Speicher für die ETH

„Speicher“ – auf Neudeutsch: „Storage“ war das Motto des Forums für Informatik-Anwenderinnen und Anwender, das gestern am Hönggerberg stattfand. Circa 70 Besucherinnen und Besucher – meist mit ETH-IT Background – wollten mehr über dieses aktuelle Thema erfahren.

Als Veranstalter sind wir stets bestrebt, eine attraktive Mischung an Informationen über vorhandene Dienstleistungen und neuen Ideen bzw. Konzepten zusammenzustellen – was nicht immer einfach ist ;-)

Als Einstieg in das Thema wurde anhand einer Studie von McKinsey und einer kleinen Rechenübung mit den Neptun-Verkaufszahlen ein „Blick über den Tellerrand“ geworfen, der zeigte, dass in der Industrie sehr ähnliche Fragestellungen und Probleme im Zusammenhang mit Storage auftauchen (Meeting the demand for data storage, The McKinsey Quarterly, JUNE 2008, James M. Kaplan, Rishi Roy, and Rajesh Srinivasaraghavan).

Die Vorstellung der vorhandenen Speicherdienstleistungen machte klar, dass die ETH auf gutem Weg ist, aber die alte Vorstellung von „one size fits all“ beim Speichern von Daten nicht mehr gültig ist. Nach wie vor wächst der Speicherbedarf schneller als die Kosten sinken. Neue Kompressionsverfahren, wie Data-Deduplication und völlig neue Ansätze wie Wuala, werden dazu beitragen, die Lage zu verbessern, aber letztlich sind die Erzeuger bzw. Besitzer der Daten gefordert. Nur sie können entscheiden, ob die Daten wissenschaftlich wertvoll und unwiederbringlich sind und daher auf teuren, höchstverfügbaren Speichersystemen abgelegt werden müssen, oder eben nicht.
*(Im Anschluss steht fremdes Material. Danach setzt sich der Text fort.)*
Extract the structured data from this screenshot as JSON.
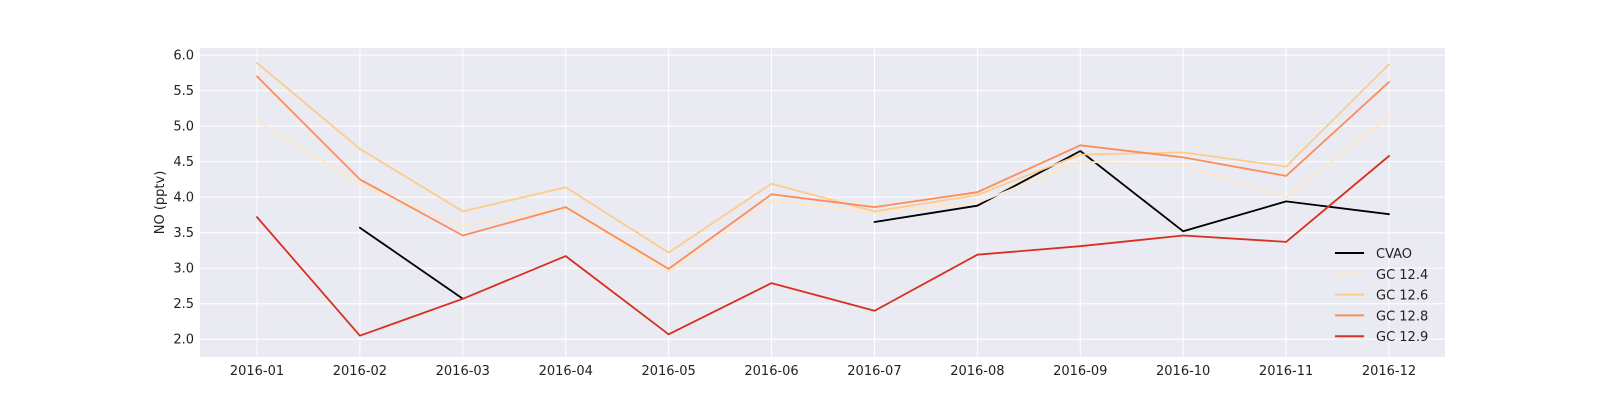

Diese Entscheidung erfordert eine wesentlich engere Zusammenarbeit zwischen IT-Dienstleistern und den Anwendern in Wissenschaft und Forschung. Mangelnder Informationsfluss zwischen IT-Dienstleistern und Storage-Endanwender wird in der erwähnten Studie als grosses Problem identifiziert. Die Tatsache, dass nur sehr wenige Endbenutzer den Weg in diese Veranstaltung gefunden haben, zeigt, dass wir auch in dieser Beziehung im Trend liegen …

In diesem Sinne verbleibe ich mit einer Bitte an unsere „Stammgäste“: Helft mit, mehr Kolleginnen und Kollegen aus der Forschung zur aktiven Teilnahme an Veranstaltungen wie dieser zu motivieren!